Napoleon III Aubusson tapestry lambrequin valance wall hanging from the mid-18th century handwoven in wool and silk. Vibrant cranberry background enclosing a creamy field demarcated with rich gold borders, beads, scrolls and acanthus leaves enclosing trailing pink and white floral design with light blue neoclassical ribbons.
The history of European tapestries dates back to the Medieval and Renaissance period. Tapestries were only commissioned for royalty, aristocrats and bishops, they were a status of symbol of aristocracy. Hung on walls to insulate and decorate churches, palaces and manor houses of the wealthy. They were important because of their portability as they could easily be rolled up to move from location to location. Kings and nobility often used them during their travel. A "lambrequin" was a type of valance or pelmet with elongated sides, they were originally used to decorate and insulate beds, but later were applied to windows.

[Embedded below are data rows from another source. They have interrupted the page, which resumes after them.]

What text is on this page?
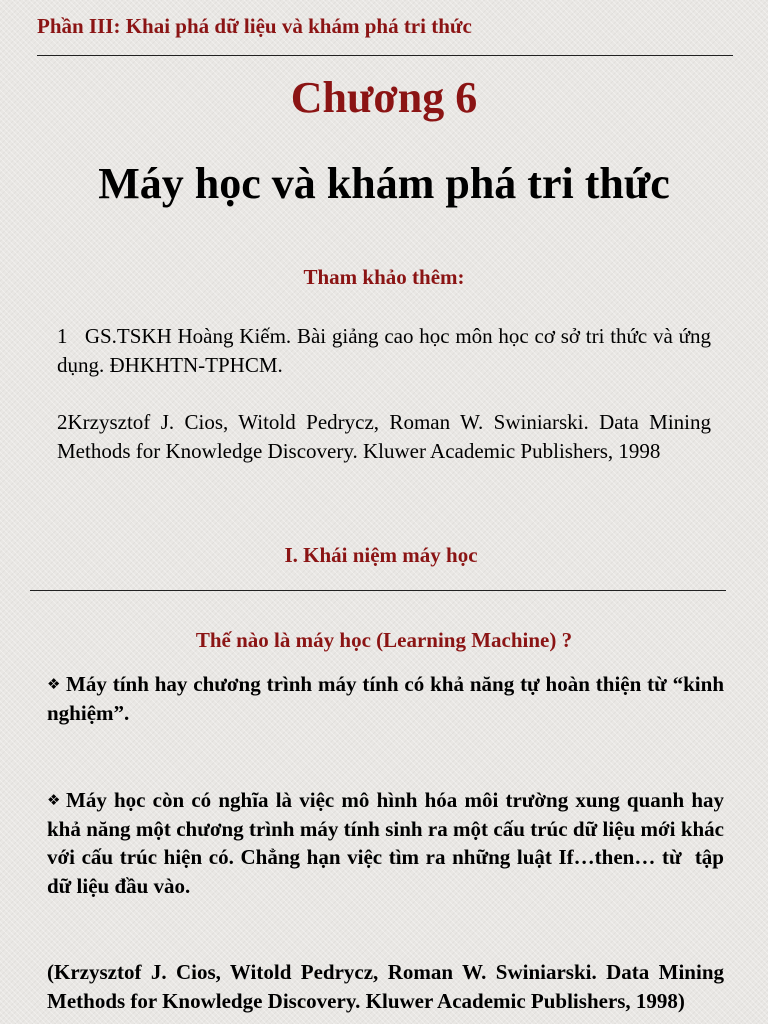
Phần III: Khai phá dữ liệu và khám phá tri thức
Chương 6
Máy học và khám phá tri thức
Tham khảo thêm:
1   GS.TSKH Hoàng Kiếm. Bài giảng cao học môn học cơ sở tri thức và ứng dụng. ĐHKHTN-TPHCM.
2Krzysztof J. Cios, Witold Pedrycz, Roman W. Swiniarski. Data Mining Methods for Knowledge Discovery. Kluwer Academic Publishers, 1998
I. Khái niệm máy học
Thế nào là máy học (Learning Machine) ?
❖ Máy tính hay chương trình máy tính có khả năng tự hoàn thiện từ “kinh nghiệm”.
❖ Máy học còn có nghĩa là việc mô hình hóa môi trường xung quanh hay khả năng một chương trình máy tính sinh ra một cấu trúc dữ liệu mới khác với cấu trúc hiện có. Chẳng hạn việc tìm ra những luật If…then… từ  tập dữ liệu đầu vào.
(Krzysztof J. Cios, Witold Pedrycz, Roman W. Swiniarski. Data Mining Methods for Knowledge Discovery. Kluwer Academic Publishers, 1998)
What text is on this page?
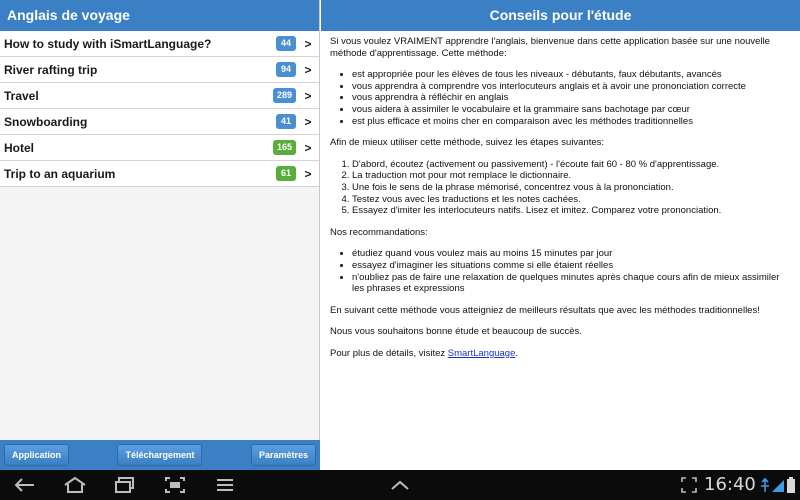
Anglais de voyage
How to study with iSmartLanguage?	44	>
River rafting trip	94	>
Travel	289	>
Snowboarding	41	>
Hotel	165	>
Trip to an aquarium	61	>
Application	Téléchargement	Paramètres
Conseils pour l'étude

Si vous voulez VRAIMENT apprendre l'anglais, bienvenue dans cette application basée sur une nouvelle méthode d'apprentissage. Cette méthode:

• est appropriée pour les élèves de tous les niveaux - débutants, faux débutants, avancés
• vous apprendra à comprendre vos interlocuteurs anglais et à avoir une prononciation correcte
• vous apprendra à réfléchir en anglais
• vous aidera à assimiler le vocabulaire et la grammaire sans bachotage par cœur
• est plus efficace et moins cher en comparaison avec les méthodes traditionnelles

Afin de mieux utiliser cette méthode, suivez les étapes suivantes:

1. D'abord, écoutez (activement ou passivement) - l'écoute fait 60 - 80 % d'apprentissage.
2. La traduction mot pour mot remplace le dictionnaire.
3. Une fois le sens de la phrase mémorisé, concentrez vous à la prononciation.
4. Testez vous avec les traductions et les notes cachées.
5. Essayez d'imiter les interlocuteurs natifs. Lisez et imitez. Comparez votre prononciation.

Nos recommandations:

• étudiez quand vous voulez mais au moins 15 minutes par jour
• essayez d'imaginer les situations comme si elle étaient réelles
• n'oubliez pas de faire une relaxation de quelques minutes après chaque cours afin de mieux assimiler les phrases et expressions

En suivant cette méthode vous atteigniez de meilleurs résultats que avec les méthodes traditionnelles!

Nous vous souhaitons bonne étude et beaucoup de succès.

Pour plus de détails, visitez SmartLanguage.

16:40
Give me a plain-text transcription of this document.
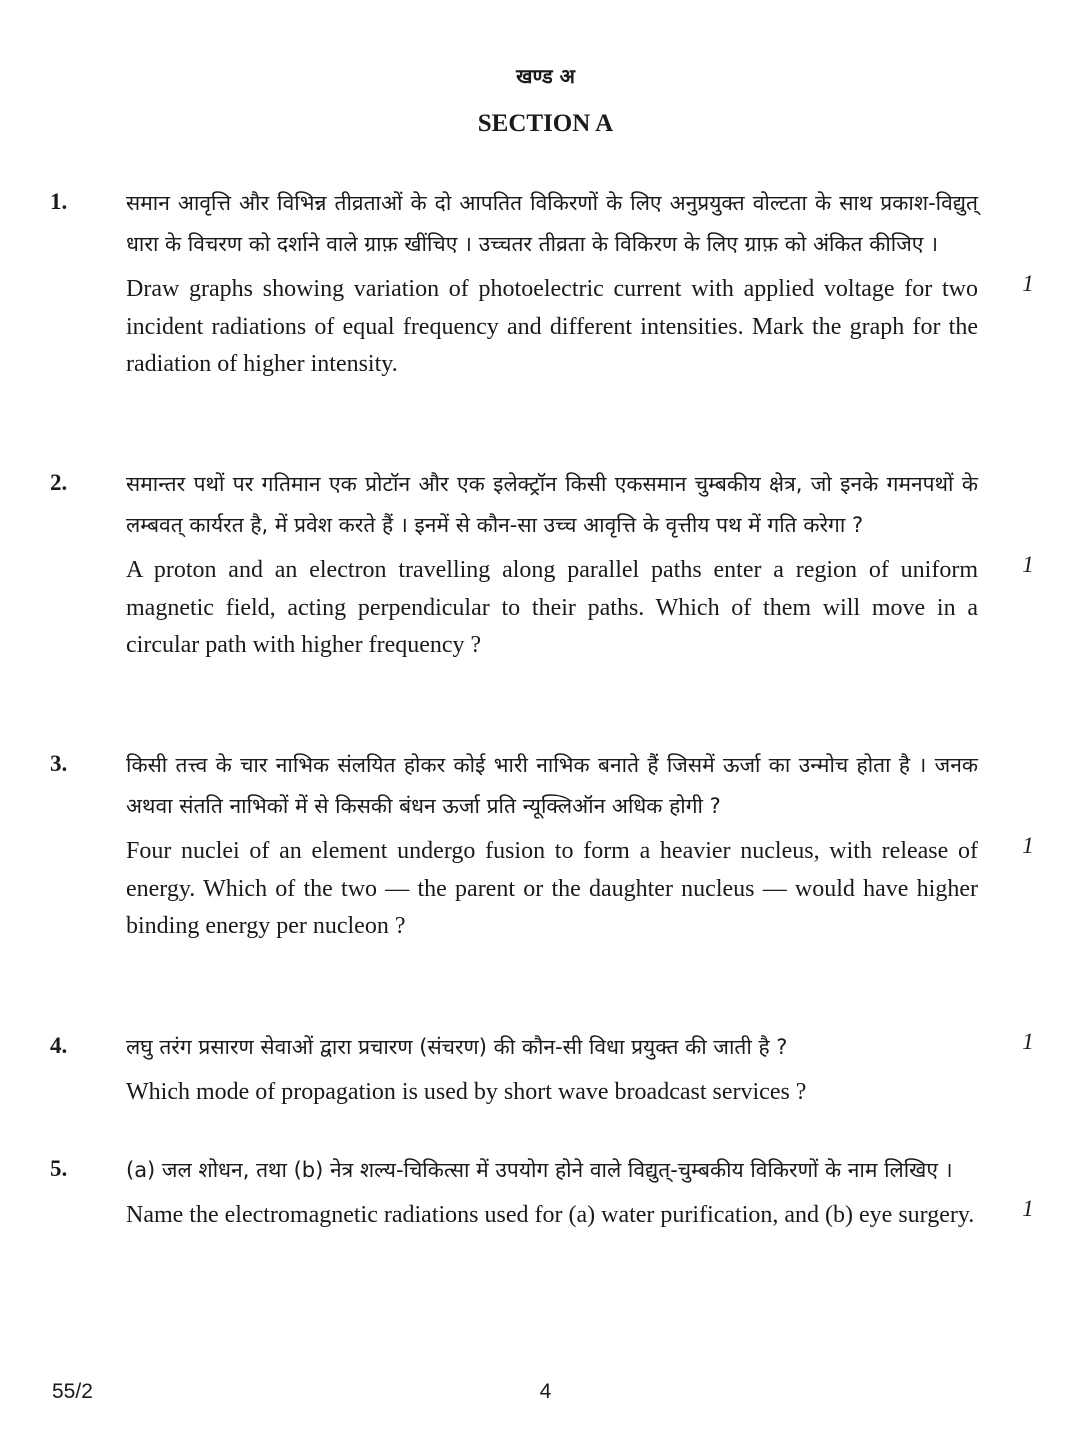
खण्ड अ
SECTION A
1.	समान आवृत्ति और विभिन्न तीव्रताओं के दो आपतित विकिरणों के लिए अनुप्रयुक्त वोल्टता के साथ प्रकाश-विद्युत् धारा के विचरण को दर्शाने वाले ग्राफ़ खींचिए । उच्चतर तीव्रता के विकिरण के लिए ग्राफ़ को अंकित कीजिए ।

Draw graphs showing variation of photoelectric current with applied voltage for two incident radiations of equal frequency and different intensities. Mark the graph for the radiation of higher intensity.

1
2.	समान्तर पथों पर गतिमान एक प्रोटॉन और एक इलेक्ट्रॉन किसी एकसमान चुम्बकीय क्षेत्र, जो इनके गमनपथों के लम्बवत् कार्यरत है, में प्रवेश करते हैं । इनमें से कौन-सा उच्च आवृत्ति के वृत्तीय पथ में गति करेगा ?

A proton and an electron travelling along parallel paths enter a region of uniform magnetic field, acting perpendicular to their paths. Which of them will move in a circular path with higher frequency ?

1
3.	किसी तत्त्व के चार नाभिक संलयित होकर कोई भारी नाभिक बनाते हैं जिसमें ऊर्जा का उन्मोच होता है । जनक अथवा संतति नाभिकों में से किसकी बंधन ऊर्जा प्रति न्यूक्लिऑन अधिक होगी ?

Four nuclei of an element undergo fusion to form a heavier nucleus, with release of energy. Which of the two — the parent or the daughter nucleus — would have higher binding energy per nucleon ?

1
4.	लघु तरंग प्रसारण सेवाओं द्वारा प्रचारण (संचरण) की कौन-सी विधा प्रयुक्त की जाती है ?

Which mode of propagation is used by short wave broadcast services ?

1
5.	(a) जल शोधन, तथा (b) नेत्र शल्य-चिकित्सा में उपयोग होने वाले विद्युत्-चुम्बकीय विकिरणों के नाम लिखिए ।

Name the electromagnetic radiations used for (a) water purification, and (b) eye surgery. 1
55/2	4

Aubusson tapestries and rugs are among the finest in the world, exemplifying the luxury and grace of classical European Design. World renowned for being the original center of production of tapestry-weave carpets and wall embellishments typically depicting in the 'le rustique' style. Named after the town of Aubusson which is located at the base of the Creuse River in the La Marche area of France, which is about 250 miles from Paris. Its origins were born with the arrival of weavers from Flanders, who took refuge in Aubusson around 1580. The weaving industry in Aubusson prospered as its reputation flourished when they were given the status of Royal Manufacturer by Colbert in 1665, in line with the Beauvais and Gobelins Workshops. Today they still produce these tapestries and rugs.
Place of Origin - Paris, France
Period -Circa 1860
Condition - Excellent, wear consistent with age and use.